The address of the rave was texted to us. A car full of 19 year olds, driven by a guy in his thirties. Greg wore designer knitwear and styled his hair with gel like the posters I saw in the barber I used to go to because it was empty.
We drove through the crowd of baggy hoods and neon traces and parked on the edge of the field. A few different sound systems stood apart stoning us with walls of trance. Greg disappeared from the car and gurned his way back home to a rave that had died ten years ago.
2.
We wriggled through the shallow tunnel under the Glastonbury fence, having thrown school bags filled with pants and socks 3 metres over the top. Waiting for darkness from the lights of patrolling security, we ran through the gap between the perimeter and the festival.

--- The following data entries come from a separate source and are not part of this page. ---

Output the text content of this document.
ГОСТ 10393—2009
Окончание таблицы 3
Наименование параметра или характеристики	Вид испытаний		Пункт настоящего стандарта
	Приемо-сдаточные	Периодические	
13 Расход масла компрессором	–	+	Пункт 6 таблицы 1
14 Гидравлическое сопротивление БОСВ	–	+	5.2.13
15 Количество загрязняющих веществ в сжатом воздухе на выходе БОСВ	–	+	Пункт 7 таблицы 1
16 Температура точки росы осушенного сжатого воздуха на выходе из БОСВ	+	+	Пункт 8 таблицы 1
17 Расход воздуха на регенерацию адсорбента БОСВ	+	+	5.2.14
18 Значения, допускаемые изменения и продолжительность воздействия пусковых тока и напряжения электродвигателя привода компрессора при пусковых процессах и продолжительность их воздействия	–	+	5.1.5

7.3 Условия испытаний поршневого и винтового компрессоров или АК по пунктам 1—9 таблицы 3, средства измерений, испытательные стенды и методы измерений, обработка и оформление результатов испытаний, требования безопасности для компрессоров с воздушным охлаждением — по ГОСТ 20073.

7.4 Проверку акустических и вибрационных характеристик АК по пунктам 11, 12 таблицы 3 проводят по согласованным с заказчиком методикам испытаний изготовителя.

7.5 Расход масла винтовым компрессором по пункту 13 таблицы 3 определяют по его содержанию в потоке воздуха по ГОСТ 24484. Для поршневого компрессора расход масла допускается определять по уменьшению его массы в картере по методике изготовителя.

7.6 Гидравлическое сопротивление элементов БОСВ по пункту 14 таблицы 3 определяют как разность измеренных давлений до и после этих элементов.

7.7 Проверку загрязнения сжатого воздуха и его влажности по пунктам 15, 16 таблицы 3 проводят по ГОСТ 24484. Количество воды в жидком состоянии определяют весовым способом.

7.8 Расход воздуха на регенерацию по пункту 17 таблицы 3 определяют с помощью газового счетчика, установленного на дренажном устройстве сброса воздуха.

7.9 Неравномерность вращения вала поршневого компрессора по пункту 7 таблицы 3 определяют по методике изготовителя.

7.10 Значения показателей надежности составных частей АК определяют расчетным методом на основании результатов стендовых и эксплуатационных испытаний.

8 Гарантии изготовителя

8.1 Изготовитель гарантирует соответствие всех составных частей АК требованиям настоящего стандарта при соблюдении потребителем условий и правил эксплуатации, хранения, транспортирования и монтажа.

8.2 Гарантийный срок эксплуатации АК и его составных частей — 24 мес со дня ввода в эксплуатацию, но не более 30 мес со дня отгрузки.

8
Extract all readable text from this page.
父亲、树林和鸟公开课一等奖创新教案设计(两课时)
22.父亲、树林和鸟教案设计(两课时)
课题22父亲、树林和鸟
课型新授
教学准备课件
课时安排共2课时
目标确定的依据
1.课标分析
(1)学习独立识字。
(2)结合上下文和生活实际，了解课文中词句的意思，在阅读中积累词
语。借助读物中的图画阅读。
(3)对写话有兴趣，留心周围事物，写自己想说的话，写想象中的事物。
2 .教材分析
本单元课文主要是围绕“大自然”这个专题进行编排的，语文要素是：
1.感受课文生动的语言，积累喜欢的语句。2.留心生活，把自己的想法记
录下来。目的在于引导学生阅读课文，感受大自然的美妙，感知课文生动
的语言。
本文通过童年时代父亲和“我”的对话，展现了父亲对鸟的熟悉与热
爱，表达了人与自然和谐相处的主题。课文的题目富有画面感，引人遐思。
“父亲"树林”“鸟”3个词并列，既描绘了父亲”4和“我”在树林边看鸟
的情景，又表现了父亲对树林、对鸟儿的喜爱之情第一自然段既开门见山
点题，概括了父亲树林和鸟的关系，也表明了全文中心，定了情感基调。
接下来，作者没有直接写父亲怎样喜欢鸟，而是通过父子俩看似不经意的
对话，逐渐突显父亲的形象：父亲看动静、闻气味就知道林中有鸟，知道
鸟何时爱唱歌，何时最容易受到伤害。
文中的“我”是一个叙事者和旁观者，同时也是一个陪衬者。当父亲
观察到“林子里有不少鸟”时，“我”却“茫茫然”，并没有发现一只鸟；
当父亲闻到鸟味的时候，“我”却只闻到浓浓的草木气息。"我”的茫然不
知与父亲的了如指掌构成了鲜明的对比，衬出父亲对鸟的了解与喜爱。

Having camped up we set to the stone circle and approached a man with clumped hair, clothing from the incense shop with the statuette of Ganesh. He opened up an Alice in wonderland book they’d doused in LSD and sold us a page before disappearing back to the same festival he attended ten or twenty years ago.
3.
It’s a sunny day in St. Leonard’s on Sea. By the beach, a speaker strains. In its gravity, men and women my age shuffle to the music. Lost to cans, weathered facades, favourite shirts, staring into the UV of memory.
I see two women I went to college with twenty years ago outside a cafe. I meet an old friend and talk about how as life goes on, the signal lever becomes stiffer to pull to change track. But if we don’t, maybe we become lost to highs of the past.
4.
Marine Court peels away. The tallest residential building in the UK in its time. The white paint crumbles yellow. Ninety years without a trip to the GP. The rich played with us a bit before something shinier came along.